少しだけ、本当に少しだけでいいから、摩耶と元志の声が聞きたかった。
断られるだろうな、とは予想してダメ元で頼むと、意外な答えが返ってきた。
「いいよ」
「随分とあっさりしてるな」
「ふふ。だって、何もできないでしょ?」
待ってて、とカリナは部屋から出ていく。
耳を澄ませる。
あいつは、体重がそれなりにあるのが分かってるから、足音が大きいのだ。
その足音を辿ると、建物の西側には行っていない。
真下かな?
階段下りて、すぐの所で足音が小さくなった。
「あいつ、何で笑えんだよ」
人を殺してるくせに。
目を閉じれば、つい先ほどの事のように、キョウヘイが殺された瞬間が目の裏に浮かぶ。
引き金を引いたあと、あいつは鋭く、冷たい眼差しを俺に向けてきた。
俺は何もできず、個室の仕切り板に手を突いて、呼吸をするだけで精いっぱいだった。
あいつは笑ったんだ。
俺が膝から崩れ落ちそうになると、薄い唇を蛇のように細長い舌が舐め回し、興奮で上気した顔は段々と満面の笑みに変わっていった。

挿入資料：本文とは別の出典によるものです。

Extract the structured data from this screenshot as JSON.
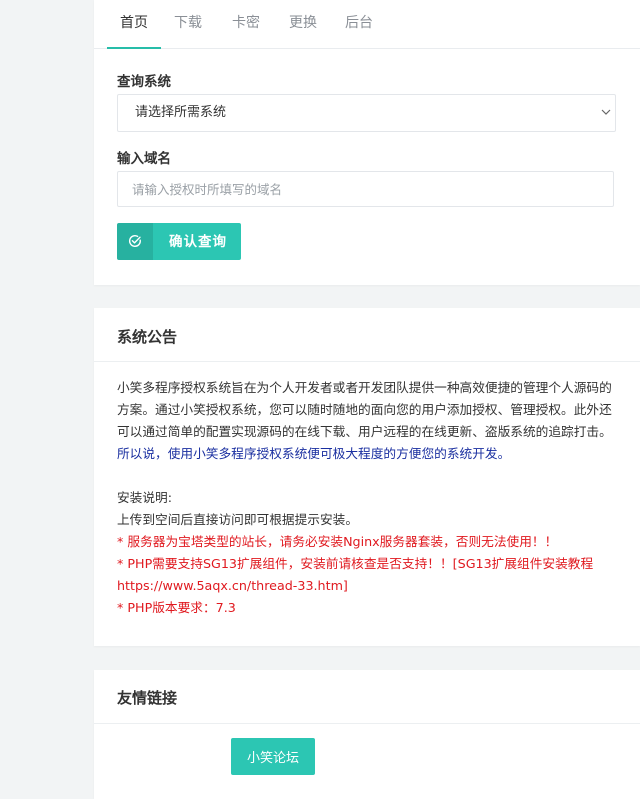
{
  "tabs": [
    {
      "label": "首页",
      "active": true
    },
    {
      "label": "下载",
      "active": false
    },
    {
      "label": "卡密",
      "active": false
    },
    {
      "label": "更换",
      "active": false
    },
    {
      "label": "后台",
      "active": false
    }
  ],
  "query": {
    "system_label": "查询系统",
    "system_select_value": "请选择所需系统",
    "domain_label": "输入域名",
    "domain_placeholder": "请输入授权时所填写的域名",
    "confirm_label": "确认查询"
  },
  "notice": {
    "title": "系统公告",
    "intro": "小笑多程序授权系统旨在为个人开发者或者开发团队提供一种高效便捷的管理个人源码的方案。通过小笑授权系统，您可以随时随地的面向您的用户添加授权、管理授权。此外还可以通过简单的配置实现源码的在线下载、用户远程的在线更新、盗版系统的追踪打击。",
    "intro_highlight": "所以说，使用小笑多程序授权系统便可极大程度的方便您的系统开发。",
    "install_title": "安装说明:",
    "install_step": "上传到空间后直接访问即可根据提示安装。",
    "warnings": [
      "* 服务器为宝塔类型的站长，请务必安装Nginx服务器套装，否则无法使用！！",
      "* PHP需要支持SG13扩展组件，安装前请核查是否支持！！[SG13扩展组件安装教程https://www.5aqx.cn/thread-33.htm]",
      "* PHP版本要求：7.3"
    ]
  },
  "links": {
    "title": "友情链接",
    "items": [
      {
        "label": "小笑论坛"
      }
    ]
  },
  "colors": {
    "accent": "#2cc6b3",
    "highlight_text": "#1a2fa0",
    "warning_text": "#e0191f"
  }
}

窓から差し込んだ外の薄明かりが、艶やかで、おぞましいカリナの姿を照らしていた。
まさしく、あの瞬間のカリナは、魔女そのものだった。
「おーい」
目を開けて、振り向くとカリナが顔を覗き込んでいた。
「充電器持ってないでしょ? はい。これ、使っていいよ」
ぬいぐるみを退かして、窓際のコンセントに充電器を差し込む。
いつの間に充電器なんて用意していたのか、なんて愚問だ。
俺にはプライベートがない。
ガラケーと充電器を繋いで、起動するまでの間、俺は片膝を突いて待った。
ふと、寄りかかってくる重みを感じて、隣を向く。
「……ふふ」
腕に手を回し、頭を預けてきた。
「お前さ」
「うん」
「あいつ殺して何とも思わないの?」
カリナはすぐに答えた。
「悲しいよねぇ」
いちいち怒ってたらキリがないのは分かっている。
ただ、こいつの声の色には、どこか適当さを感じる。
心にもない、って感じだ。
「あの銃って……」
「コルト?」
「え?」
「銃の名前。聞いたことない? 良い値段するんだよぉ」
カリナは頭を少し持ち上げて、上目で覗き込んできた。
「全部、シンゴが悪いんだよ。だからね。反省して、私を怒らせないで」
こいつ、何言ってんだ?
「えへへ。こんなにドキドキするの。初めてかも。今までの男の人は、ペニスを弄ってあげるだけで喜んでくれたから。すっごい、簡単だったの」
俺は何も言えなかった。
「要求がエスカレートしちゃうから、足首を切ったり、片目取らないと、面倒なんだぁ」
思わず、目を閉じた。
俺は、今誰と、何の会話をしているんだ。
「シンゴは可愛いから好き。いっぱい、構ってあげたい」
「勘弁してくれよ」
「でも、……もうちょっと、私を求めてほしいかな」
バッテリーが一定の所まで溜まり、充電器を繋いだまま、チャットを確認する。
俺がカリナの家に来てから、毎日安否を確認する連絡がチャット欄に届いていた。
元志と摩耶からだ。
元志はゲームの近況を報告。
こいつなりに、俺が興味ある話題で惹こうとしているのが分かった。
摩耶は、『返事よこせ』や『目星はついてるけど、外に出てこれる?』など、来ていた。
なんだろうな。
本当は声が聞きたかった。
そのはずなのに、電話をしようって考えはとうになくなった。
今、掛けたら……。
「シンゴ」
首筋に吐息が当たる。
カリナがチャット欄を覗き見ていた。
俺は『大丈夫だから、心配すんな』とだけ送る。
すぐに電源を切った。
俺の仲間との会話をこいつに見られたくなかった。
それが最近の会話であれば、あるほど見られたくない。
「それだけでいいの?」
「……ああ」
どうすればいいんだ。
認めたくないけど、精神的に追い込まれていた。